L’exploration et la conquête se firent par le sud, en remontant l’Oubangui et ses affluents. C’est pour des raisons géostratégiques que les Européens furent obligés de traverser ce vaste territoire. En effet, ils cherchaient à atteindre le Nil par la voie de l’Oubangui: Vangèle (1886-1890) pour le compte des Belges, Marchand (1897-98) pour celui des Français. Entre 1892 et 1900, quatre missions eurent pour but le lac Tchad (Brazza par la Sangha, Crampel, Maistre et Gentil à partir du coude de l’Oubangui). De ces tentatives de relier l’Oubangui au Chari, il nous reste quelques récits qui peuvent nous renseigner sur l’état du pays au moment de la conquête.



Parler de pays, au sens de nation, serait tout à fait inexact à cette époque. Comme le remarque C. Prioul (1982: 29): "Vers 1890, le seuil Oubangui-Chari est occupé par des ethnies riverainnes dont les domaines sont bien circonscrits dans l’espace et dont les us et coutumes diffèrent sensiblement."



Les contours actuels du territoire centrafricain ne furent fixés que progressivement en raison de l’âpre lutte que se livraient les puissances coloniales dans cette zone. On sait que le roi Léopold II de Belgique alla jusqu’à présenter de fausses cartes de la région! Cette situation est parfaitement résumée par Y. Boulvert (1986a: 91): "La frontière méridionale avec le Zaïre, sur le thalweg de l’Oubangui résulte de la rivalité avec les agents de l’État Indépendant du Congo" (1894). Celle, orientale, avec le Soudan est une conséquence de la crise de Fachoda avec la Grande-Bretagne en 1899 mais elle ne fut délimitée qu’en 1923! La frontière avec le Kamerun allemand fut, sur une profondeur atteignant 300 km, déplacée quatre fois entre 1894 et 1920. Quant aux frontières avec le Tchad et le Congo, il ne s’agissait, du temps de l’Afrique Équatoriale Française, que de limites administratives pouvant être modifiées par simple décret."
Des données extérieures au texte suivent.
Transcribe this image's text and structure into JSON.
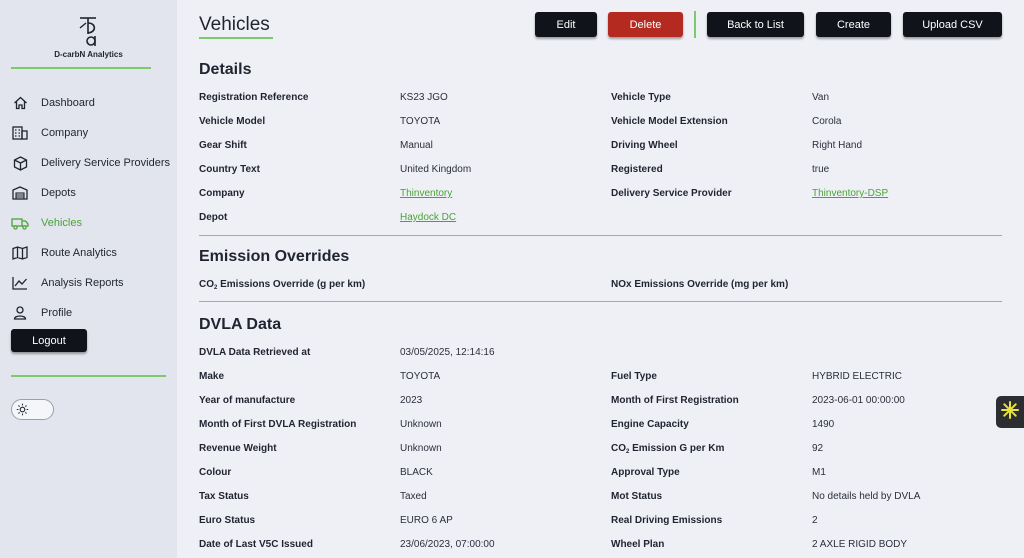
{
  "sidebar": {
    "logo_text": "D-carbN Analytics",
    "items": [
      {
        "label": "Dashboard",
        "icon": "home-icon"
      },
      {
        "label": "Company",
        "icon": "building-icon"
      },
      {
        "label": "Delivery Service Providers",
        "icon": "box-icon"
      },
      {
        "label": "Depots",
        "icon": "warehouse-icon"
      },
      {
        "label": "Vehicles",
        "icon": "truck-icon"
      },
      {
        "label": "Route Analytics",
        "icon": "map-icon"
      },
      {
        "label": "Analysis Reports",
        "icon": "chart-icon"
      },
      {
        "label": "Profile",
        "icon": "user-icon"
      }
    ],
    "active_index": 4,
    "logout_label": "Logout"
  },
  "header": {
    "title": "Vehicles",
    "buttons": {
      "edit": "Edit",
      "delete": "Delete",
      "back": "Back to List",
      "create": "Create",
      "upload": "Upload CSV"
    }
  },
  "details": {
    "title": "Details",
    "rows": [
      {
        "l1": "Registration Reference",
        "v1": "KS23 JGO",
        "l2": "Vehicle Type",
        "v2": "Van"
      },
      {
        "l1": "Vehicle Model",
        "v1": "TOYOTA",
        "l2": "Vehicle Model Extension",
        "v2": "Corola"
      },
      {
        "l1": "Gear Shift",
        "v1": "Manual",
        "l2": "Driving Wheel",
        "v2": "Right Hand"
      },
      {
        "l1": "Country Text",
        "v1": "United Kingdom",
        "l2": "Registered",
        "v2": "true"
      },
      {
        "l1": "Company",
        "v1": "Thinventory",
        "l2": "Delivery Service Provider",
        "v2": "Thinventory-DSP"
      },
      {
        "l1": "Depot",
        "v1": "Haydock DC"
      }
    ]
  },
  "emissions": {
    "title": "Emission Overrides",
    "co2_prefix": "CO",
    "co2_sub": "2",
    "co2_suffix": " Emissions Override (g per km)",
    "nox_label": "NOx Emissions Override (mg per km)"
  },
  "dvla": {
    "title": "DVLA Data",
    "retrieved_label": "DVLA Data Retrieved at",
    "retrieved_value": "03/05/2025, 12:14:16",
    "co2_prefix": "CO",
    "co2_sub": "2",
    "co2_suffix": " Emission G per Km",
    "rows": [
      {
        "l1": "Make",
        "v1": "TOYOTA",
        "l2": "Fuel Type",
        "v2": "HYBRID ELECTRIC"
      },
      {
        "l1": "Year of manufacture",
        "v1": "2023",
        "l2": "Month of First Registration",
        "v2": "2023-06-01 00:00:00"
      },
      {
        "l1": "Month of First DVLA Registration",
        "v1": "Unknown",
        "l2": "Engine Capacity",
        "v2": "1490"
      },
      {
        "l1": "Revenue Weight",
        "v1": "Unknown",
        "v2": "92"
      },
      {
        "l1": "Colour",
        "v1": "BLACK",
        "l2": "Approval Type",
        "v2": "M1"
      },
      {
        "l1": "Tax Status",
        "v1": "Taxed",
        "l2": "Mot Status",
        "v2": "No details held by DVLA"
      },
      {
        "l1": "Euro Status",
        "v1": "EURO 6 AP",
        "l2": "Real Driving Emissions",
        "v2": "2"
      },
      {
        "l1": "Date of Last V5C Issued",
        "v1": "23/06/2023, 07:00:00",
        "l2": "Wheel Plan",
        "v2": "2 AXLE RIGID BODY"
      }
    ]
  },
  "colors": {
    "accent": "#7ccb6a",
    "active": "#4aa336",
    "delete": "#b52a20",
    "button": "#11131a"
  }
}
En 1897, fut créé par la France le territoire de l’Oubangui-Chari et d’octobre 1901 à janvier 1910 furent pris une série de décrets instituant l’Afrique Équatoriale Française dont le Gouverneur Général siégeait à Brazzaville. Cependant, à la même époque, le pays fut vendu pour son exploitation aux compagnies concessionnaires qui se livrèrent à un véritable pillage (cf. Coquery-Vidrovitch, 1972). André Gide, dans son Voyage au Congo, publié en 1927, dénonça les exactions de certains de leurs agents. Les populations locales, saignées à blanc, se révoltèrent: la plus célèbre de ces révoltes fut la guerre de kongo-wara (guerre des manches de houes) en pays gbaya, qui dura de 1924 à 1930 environ. La colonisation fut vécue comme un véritable traumatisme par les habitants de cette région qui, outre le travail forcé et le portage, eurent à subir les déplacements de populations, la réquisition des hommes pour la construction du chemin de fer Congo-Océan sans compter l’impôt et l’enrôlement "volontaire" lors des deux dernières guerres mondiales.



La "mission civilisatrice" de la France fut longtemps réduite à l’implantation de postes administratifs, au tracé de quelques routes (surtout à partir de 1920 grâce aux efforts du Gouverneur Lamblin et… des indigènes). On lui doit aussi la propagation du christianisme sous l’égide de Monseigneur Augouard. Faisant le bilan de ces années, l’historien P. Kalck considère l’Oubangui-Chari comme "la plus délaissée des colonies" (1976: 221). D’ailleurs, les chiffres de la population européenne au début de la colonisation confirment bien que le pays était sous-administré: l’Oubangui comptait en 1906 148 Européens et assimilés, 348 en 1911, 261 en 1921 et 327 en 1926. Quant à la population indigène, le recensement de 1926 donnait le chiffre de 1066444 habitants mais l’administrateur Bruel faisait remarquer qu’il existait une étendue déserte d’environ 170 000 km2 le long de la frontière du Soudan anglo-égyptien: "C’est dans l’ancien Dar Fertit (pays des esclaves) où depuis des siècles sans doute, on est venu chasser l’esclave de bien des coins de l’horizon. Les Ouadaïens, les Foriens, les Nubiens, les Égyptiens y faisaient encore, il y a 50 ans, des incursions annuelles.[…] (Ces régions) de mémoire d’hommes, étaient peuplées il y a 40 à 50 ans; des traces de villages subsistent et des témoins." (Bruel cité par Boulvert 1986 b: 25).



Pillée par les razzias esclavagistes, meurtrie par la colonisation, la population centrafricaine est encore en majorité rurale.